To enhance transduction efficacy, perform spinoculation by centrifuging the plate at 300 times g for 30 minutes, then incubate the plate at 37 degrees Celsius and 5%carbon dioxide for 1 hour. Transfer cells and medium from the well into a 15-milliliter tube and centrifuge at 200 times g for 5 minutes. After discarding the supernatant, add 50 microliters of complete culture medium and mix well with the cells at the bottom.
Next, add 140 microliters of matrix extract and gently mix well to avoid air bubbles, then create domes for organoids by quickly adding 50 microliters of the solution per dome into the prewarmed 6-well plate. Incubate the plate and allow the domes to solidify for 5 minutes. After 5 minutes, flip the 6-well plate upside down and continue solidification for an additional 25 minutes.
After incubation, add 2.5 milliliters of complete culture medium to each well and place the plate in an incubator for organoid culture. The green fluorescent protein was detected in nearly 100%of cells, suggesting high efficiency of adenovirus transduction. Hematoxylin and eosin staining and immunohistochemistry of triple knockout organoids tumors showed the morphology of high-grade urothelial carcinoma with positive protein expression of basal subtype markers of CK5 and p63.
The un-recombined floxed alleles were detected in urothelial cells, untreated with adenovirus, whereas the recombined alleles were observed in the triple knockout organoids. In general, 2 to 3 weeks were needed to form a 2-centimeter subcutaneous tumor. The immunohistochemistry of triple knockout organoids, in vivo xenografts, displayed positive expression of CK7, CK5, and p63 proteins.

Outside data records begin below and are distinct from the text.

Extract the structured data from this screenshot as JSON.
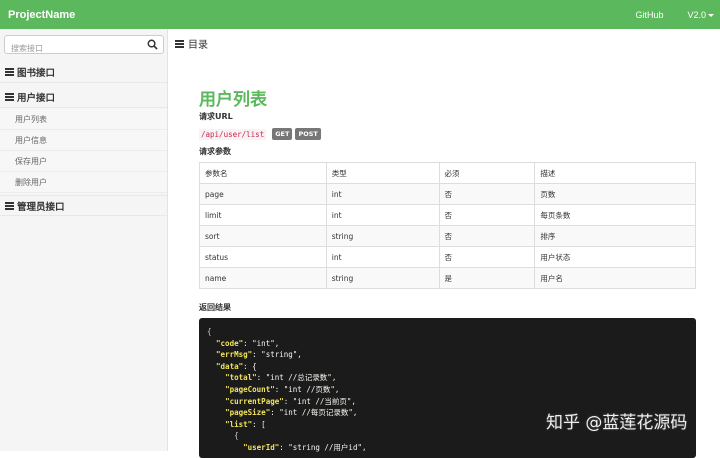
{
  "app": {
    "brand": "ProjectName",
    "github": "GitHub",
    "version": "V2.0"
  },
  "sidebar": {
    "search_placeholder": "搜索接口",
    "sections": [
      {
        "label": "图书接口"
      },
      {
        "label": "用户接口",
        "items": [
          "用户列表",
          "用户信息",
          "保存用户",
          "删除用户"
        ]
      },
      {
        "label": "管理员接口"
      }
    ]
  },
  "toc_label": "目录",
  "main": {
    "title": "用户列表",
    "url_label": "请求URL",
    "url": "/api/user/list",
    "methods": [
      "GET",
      "POST"
    ],
    "params_label": "请求参数",
    "table": {
      "headers": [
        "参数名",
        "类型",
        "必须",
        "描述"
      ],
      "rows": [
        [
          "page",
          "int",
          "否",
          "页数"
        ],
        [
          "limit",
          "int",
          "否",
          "每页条数"
        ],
        [
          "sort",
          "string",
          "否",
          "排序"
        ],
        [
          "status",
          "int",
          "否",
          "用户状态"
        ],
        [
          "name",
          "string",
          "是",
          "用户名"
        ]
      ]
    },
    "result_label": "返回结果",
    "code_lines": [
      {
        "indent": "",
        "key": "",
        "value": "{"
      },
      {
        "indent": "  ",
        "key": "\"code\"",
        "value": ": \"int\","
      },
      {
        "indent": "  ",
        "key": "\"errMsg\"",
        "value": ": \"string\","
      },
      {
        "indent": "  ",
        "key": "\"data\"",
        "value": ": {"
      },
      {
        "indent": "    ",
        "key": "\"total\"",
        "value": ": \"int //总记录数\","
      },
      {
        "indent": "    ",
        "key": "\"pageCount\"",
        "value": ": \"int //页数\","
      },
      {
        "indent": "    ",
        "key": "\"currentPage\"",
        "value": ": \"int //当前页\","
      },
      {
        "indent": "    ",
        "key": "\"pageSize\"",
        "value": ": \"int //每页记录数\","
      },
      {
        "indent": "    ",
        "key": "\"list\"",
        "value": ": ["
      },
      {
        "indent": "      ",
        "key": "",
        "value": "{"
      },
      {
        "indent": "        ",
        "key": "\"userId\"",
        "value": ": \"string //用户id\","
      }
    ]
  },
  "watermark": "知乎 @蓝莲花源码"
}
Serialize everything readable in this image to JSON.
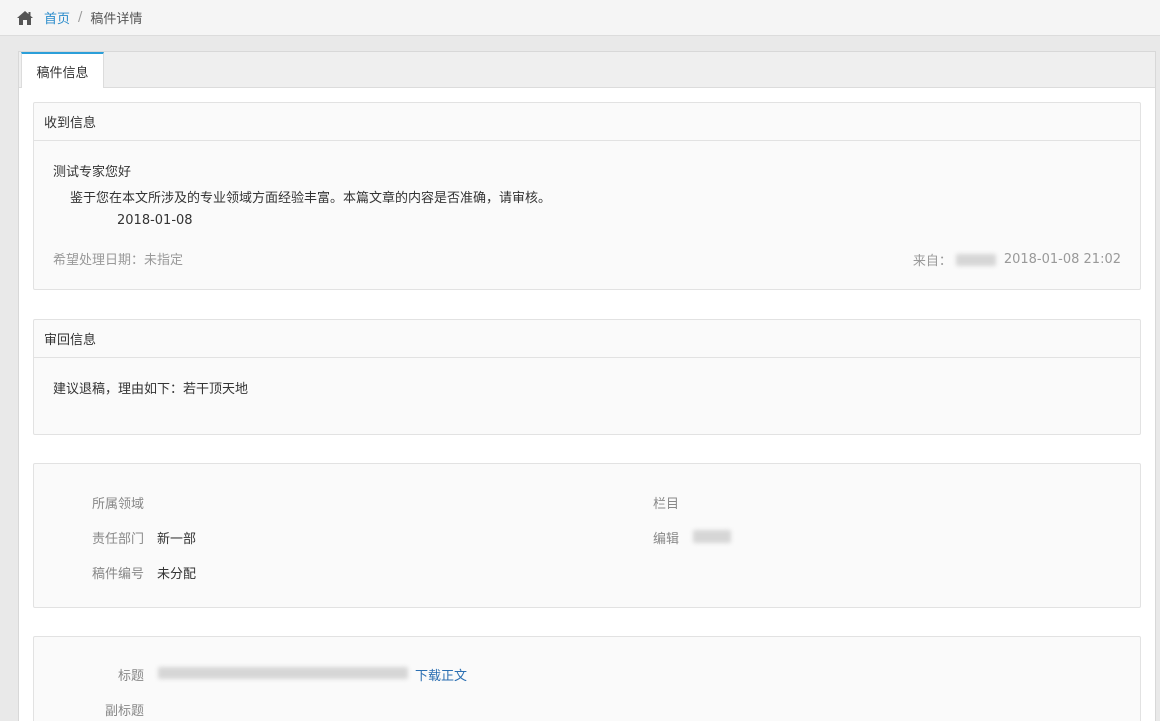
{
  "breadcrumb": {
    "icon": "home-icon",
    "home_label": "首页",
    "separator": "/",
    "current_label": "稿件详情"
  },
  "tabs": [
    {
      "label": "稿件信息",
      "active": true
    }
  ],
  "received": {
    "heading": "收到信息",
    "greeting": "测试专家您好",
    "message": "鉴于您在本文所涉及的专业领域方面经验丰富。本篇文章的内容是否准确，请审核。",
    "message_date": "2018-01-08",
    "expected_date": "希望处理日期：未指定",
    "from_label": "来自：",
    "from_datetime": "2018-01-08 21:02"
  },
  "review": {
    "heading": "审回信息",
    "text": "建议退稿，理由如下：若干顶天地"
  },
  "details": {
    "field_label": "所属领域",
    "column_label": "栏目",
    "department_label": "责任部门",
    "department_value": "新一部",
    "editor_label": "编辑",
    "number_label": "稿件编号",
    "number_value": "未分配"
  },
  "article": {
    "title_label": "标题",
    "download_link": "下载正文",
    "subtitle_label": "副标题"
  },
  "colors": {
    "accent": "#2b9fd9",
    "link": "#2b8ccb"
  }
}
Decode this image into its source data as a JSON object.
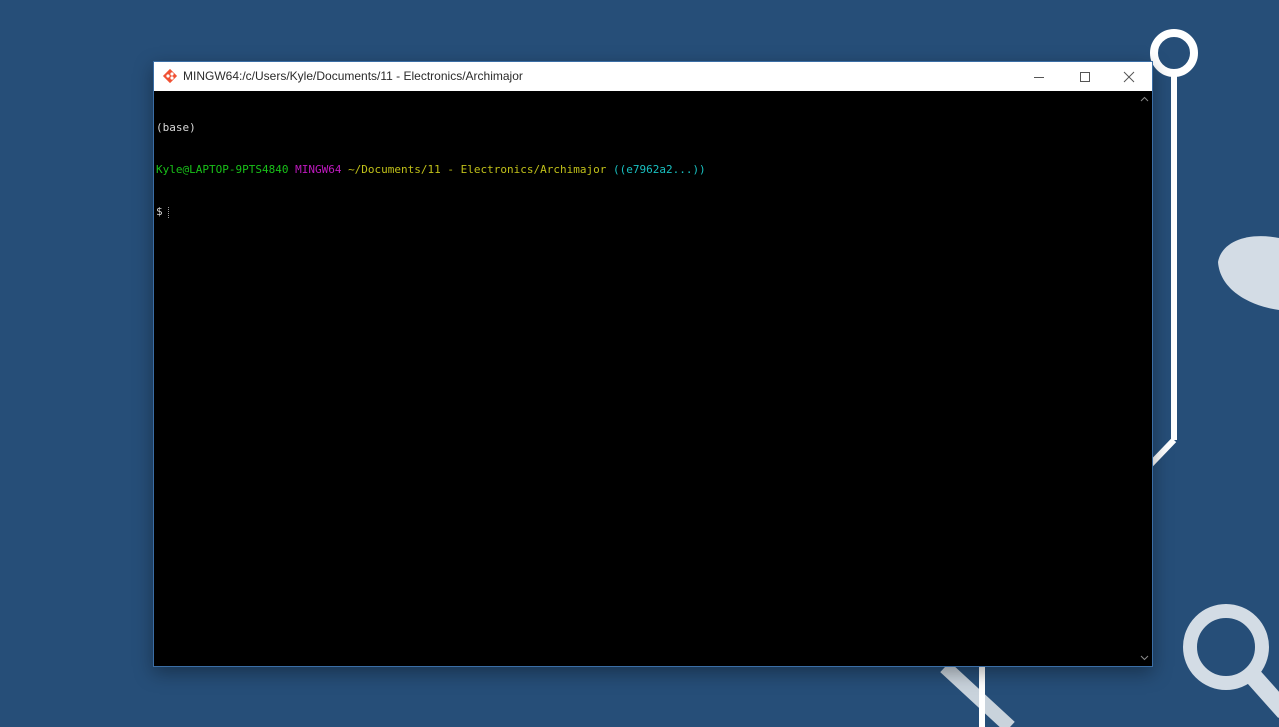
{
  "window": {
    "title": "MINGW64:/c/Users/Kyle/Documents/11 - Electronics/Archimajor",
    "app_icon": "git-bash-icon",
    "controls": {
      "minimize_icon": "minimize-icon",
      "maximize_icon": "maximize-icon",
      "close_icon": "close-icon"
    }
  },
  "terminal": {
    "lines": {
      "env": "(base)",
      "prompt": {
        "user_host": "Kyle@LAPTOP-9PTS4840",
        "system": "MINGW64",
        "path": "~/Documents/11 - Electronics/Archimajor",
        "branch": "((e7962a2...))"
      },
      "input_prefix": "$"
    },
    "colors": {
      "background": "#000000",
      "text": "#d8d8d8",
      "user_host": "#19c119",
      "system": "#c019c0",
      "path": "#c0c019",
      "branch": "#19c0c0"
    }
  },
  "desktop": {
    "background": "#264e78",
    "wallpaper_icons": [
      "circuit-node-icon",
      "leaf-icon",
      "search-magnifier-icon"
    ]
  }
}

Negative expression was detected for CK8 and uroplakin proteins. The mesenchyme marker, vimentin, was detected only in the tumor capsule or stroma. The mouse bladder dissociation must not exceed 30 minutes.
A longer dissociation time may increase in the percentage of the stroma cells, such as endothelial cells and the fibroblasts This approach can be combined with cell sorting or cell-type a specific adenovirus to generate the cell type of specific organoids, such as lumen versus basal organoids.